You must have hated that. I almost can see you, queen-like, reading Salon (as you do every day) in the print form we give to celebrities, reading that article with your lovely eyes widening before crumpling it into a ball and throwing it across the steam room where you are currently enjoying a reflexology massage.
“Get me the New Yorker!” I hear you screaming at your personal assistant/GOOP editor (?)/Chris Martin, “I will teach them who is the most grandiloquent food celebrity of modern culture!”
And congratulations, Gwyneth. You did it. Lizzie Widdicombe’s article “Gwyneth’s World: Gwyneth Paltrow, Movie Star and Domestic Goddess“so turgidly describes your latest dinner party with Jay-Z, Michael Stipe, the Seinfelds, Christy Turlington and a bunch of other famous people that I wanted to crumple up my edition of the magazine and throw it across a steam room. But I can’t. Because I don’t have a steam room, and also I don’t have a copy of the New Yorker. Some of us aren’t made of crisp, lemon-scented money, Gwyneth!

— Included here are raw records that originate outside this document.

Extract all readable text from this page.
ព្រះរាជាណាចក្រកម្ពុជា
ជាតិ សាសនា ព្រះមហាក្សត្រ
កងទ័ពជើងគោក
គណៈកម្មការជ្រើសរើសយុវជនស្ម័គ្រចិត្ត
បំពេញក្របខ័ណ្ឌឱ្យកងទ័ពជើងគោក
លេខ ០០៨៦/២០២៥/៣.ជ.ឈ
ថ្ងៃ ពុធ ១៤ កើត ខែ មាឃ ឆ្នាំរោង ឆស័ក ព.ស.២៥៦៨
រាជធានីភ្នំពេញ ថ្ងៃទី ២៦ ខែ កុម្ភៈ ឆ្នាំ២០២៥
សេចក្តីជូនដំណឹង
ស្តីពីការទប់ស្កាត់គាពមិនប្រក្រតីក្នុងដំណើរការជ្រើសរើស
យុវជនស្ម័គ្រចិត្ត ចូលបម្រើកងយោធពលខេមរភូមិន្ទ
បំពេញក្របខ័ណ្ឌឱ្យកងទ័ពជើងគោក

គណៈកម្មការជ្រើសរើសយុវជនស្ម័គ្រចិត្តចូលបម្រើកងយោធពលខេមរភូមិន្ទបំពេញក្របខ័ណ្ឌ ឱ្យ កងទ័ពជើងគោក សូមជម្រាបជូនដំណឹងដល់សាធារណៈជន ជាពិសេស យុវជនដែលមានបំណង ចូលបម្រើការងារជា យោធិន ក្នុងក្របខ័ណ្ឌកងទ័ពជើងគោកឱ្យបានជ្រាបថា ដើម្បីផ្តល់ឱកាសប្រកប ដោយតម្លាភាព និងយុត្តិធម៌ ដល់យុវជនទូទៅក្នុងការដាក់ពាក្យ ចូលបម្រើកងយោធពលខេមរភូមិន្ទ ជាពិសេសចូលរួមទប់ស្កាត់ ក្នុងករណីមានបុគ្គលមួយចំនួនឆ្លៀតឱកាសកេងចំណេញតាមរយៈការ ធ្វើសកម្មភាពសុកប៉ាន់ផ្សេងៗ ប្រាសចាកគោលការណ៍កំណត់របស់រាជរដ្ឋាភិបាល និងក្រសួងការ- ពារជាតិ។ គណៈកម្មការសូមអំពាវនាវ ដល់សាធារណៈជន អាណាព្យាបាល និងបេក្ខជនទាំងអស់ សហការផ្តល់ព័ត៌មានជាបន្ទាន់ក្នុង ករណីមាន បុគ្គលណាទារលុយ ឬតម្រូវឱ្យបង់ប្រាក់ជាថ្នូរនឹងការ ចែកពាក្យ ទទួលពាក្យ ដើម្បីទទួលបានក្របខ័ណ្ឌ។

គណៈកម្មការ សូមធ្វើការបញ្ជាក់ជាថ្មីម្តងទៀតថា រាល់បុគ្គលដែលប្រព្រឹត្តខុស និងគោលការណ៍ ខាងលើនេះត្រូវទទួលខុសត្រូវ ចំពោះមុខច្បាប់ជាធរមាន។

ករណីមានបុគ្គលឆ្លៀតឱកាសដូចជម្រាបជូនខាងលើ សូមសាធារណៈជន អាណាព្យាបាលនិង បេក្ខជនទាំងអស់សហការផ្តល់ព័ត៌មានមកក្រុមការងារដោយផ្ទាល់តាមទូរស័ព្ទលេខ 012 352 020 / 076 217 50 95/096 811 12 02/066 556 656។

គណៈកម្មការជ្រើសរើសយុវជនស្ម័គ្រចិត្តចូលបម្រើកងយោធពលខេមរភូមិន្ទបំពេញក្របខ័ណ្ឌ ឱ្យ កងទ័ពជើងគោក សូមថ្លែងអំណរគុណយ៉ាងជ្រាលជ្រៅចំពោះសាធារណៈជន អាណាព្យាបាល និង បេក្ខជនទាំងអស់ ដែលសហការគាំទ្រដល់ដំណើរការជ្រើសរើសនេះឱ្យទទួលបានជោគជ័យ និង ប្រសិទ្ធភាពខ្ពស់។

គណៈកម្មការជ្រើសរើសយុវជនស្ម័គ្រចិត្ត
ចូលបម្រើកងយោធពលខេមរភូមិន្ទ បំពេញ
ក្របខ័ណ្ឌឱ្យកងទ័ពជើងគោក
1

Anyway, if I had to pick the five most offensive parts of this article (which is difficult because it is short, and also if I say “all of it” then I’m stuck with four blank spaces), it would have to start with the duck sentence.
1. (Seriously, with no context whatsoever):
Michael Stipe added, “Once, a duck she was cooking caught fire, and she threw it in the pool.”
2. Mary Elizabeth Williams’ piece about the hot new trend of stick-thin actresses getting idealized as some giant food processing machine is definitely embodied here:
“She eats like a truck driver,” (Mario Batali) said of Paltrow. He recalled being in Valencia, Spain, and “watching her eat an entire pan of paella as big as a manhole cover.”